You say in your book how deeply Beard's career was intertwined with New York City's gay community from the first time he came here in the 1930s. What was the role that food played for Beard and his community at that time?

Well, you know, James Beard basically was able to cobble together a living partly by throwing cocktail parties for friends. He found that he had a talent for cooking and he was very charming and charismatic. So he was, in a way, the perfect cocktail party host. You know, he was living in Hell's Kitchen in a building that was jammed with largely gay men who worked on Broadway. And Beard got good at throwing really creative, fun cocktail parties. So his food education, as it were, was partly in a world that was filled with gay and lesbian people in New York City.

Julia Child and James Beard

He's just as much a celebrity as Julia Child. He was one of the first cooks to have his own TV show. So given that context, what would coming out or being outed, for that matter, have meant for his career? And how far did he go to conceal that despite it being an open secret among people in the culinary world?

Yeah, oof. I mean, a large part of researching the book for me was understanding all of the sort of coded language and coded behavior around being gay at a time when it was really brutal environment for LGBTQ Americans. So privately, in his circle in Greenwich Village, James could be, you know, fairly open. But in every other aspect of his life, he had to pretend to be someone who was so focused on his work that he had no time for personal relationships. And of course, that wasn't true.

The West Village building that Beard lived in for years was on 10th Street, and it's hard not to acknowledge that that's just a stone's throw away from the Stonewall Inn. And you write that Beard could probably hear everything during the uprising that happened there in June of 1969. Could you talk briefly about what his relationship was with the gay rights movement?
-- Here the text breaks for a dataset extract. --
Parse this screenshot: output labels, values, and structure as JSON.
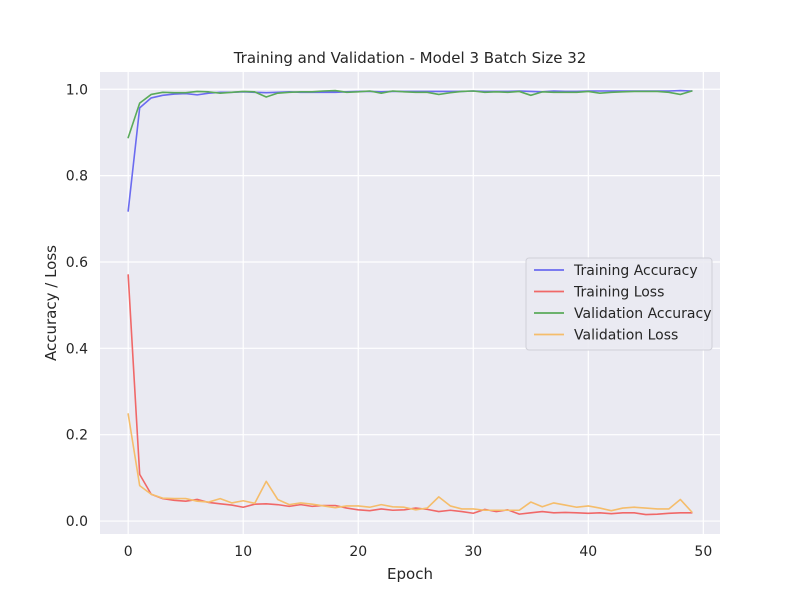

Yeah, it was a very complicated relationship. This would have been upsetting for James Beard to witness. Over 30 years in Greenwich Village, he and other men like him had carved out a comfortable existence where they could express their queerness privately within the sort of confines of the neighborhood. And of course, Beard was 66 years old when Stonewall happened. And these were kids, you know, these were trans women, these were people of color who didn't necessarily live in the neighborhood. This was extremely challenging for men and women of Beard's generation. You know, later in the 1970s, as the gay civil rights movement progressed, he made little attempts to come out of the closet, to kind of express his queerness in certain ways, to, to telegraph it. And Beard found all of this very exciting and at the same time made him extremely fearful.

So why is this the moment to dig into those parts of his life?
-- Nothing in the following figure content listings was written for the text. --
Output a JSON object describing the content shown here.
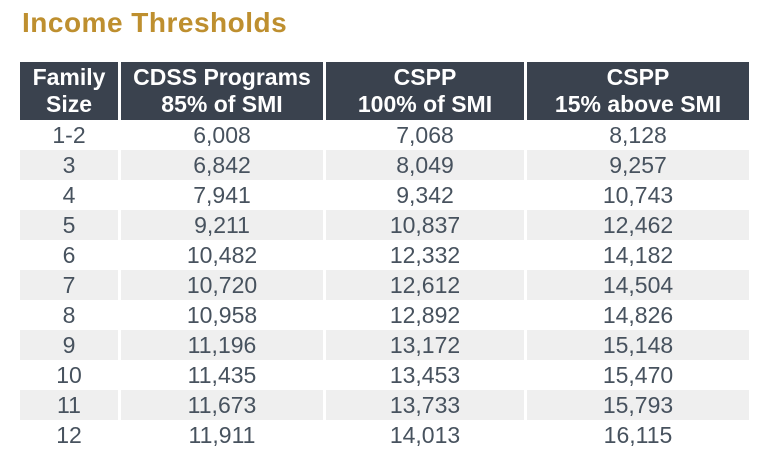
{
  "page": {
    "title": "Income Thresholds"
  },
  "theme": {
    "title_color": "#BE8F2F",
    "header_background": "#3A424E",
    "header_text_color": "#FFFFFF",
    "body_text_color": "#47525E",
    "alternate_row_background": "#EFEFEF",
    "page_background": "#FFFFFF"
  },
  "chart_data": {
    "type": "table",
    "title": "Income Thresholds",
    "column_headers": [
      "Family\nSize",
      "CDSS Programs\n85% of SMI",
      "CSPP\n100% of SMI",
      "CSPP\n15% above SMI"
    ],
    "rows": [
      [
        "1-2",
        "6,008",
        "7,068",
        "8,128"
      ],
      [
        "3",
        "6,842",
        "8,049",
        "9,257"
      ],
      [
        "4",
        "7,941",
        "9,342",
        "10,743"
      ],
      [
        "5",
        "9,211",
        "10,837",
        "12,462"
      ],
      [
        "6",
        "10,482",
        "12,332",
        "14,182"
      ],
      [
        "7",
        "10,720",
        "12,612",
        "14,504"
      ],
      [
        "8",
        "10,958",
        "12,892",
        "14,826"
      ],
      [
        "9",
        "11,196",
        "13,172",
        "15,148"
      ],
      [
        "10",
        "11,435",
        "13,453",
        "15,470"
      ],
      [
        "11",
        "11,673",
        "13,733",
        "15,793"
      ],
      [
        "12",
        "11,911",
        "14,013",
        "16,115"
      ]
    ]
  }
}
Well, in many ways, he learned to express his sexuality through food. You know, he learned to cook for a close circle, sort of, you know, what we'd call adopted family in a certain way. And he urged Americans more broadly to sort of adopt this way of eating and entertaining and thinking about food as an expression of enjoyment in who you were able to invite around the table with you. These have become really commonplace ideas in American food. But when Beard started working, these were challenging ideas. So I felt it was definitely time to sort of do a kind of archeology to find the clues of his sexuality and his private life that he had tried to hide and really focus on those as a way of understanding not just his life, but how his sexuality really did influence a broader American food movement.

This interview has been edited and condensed.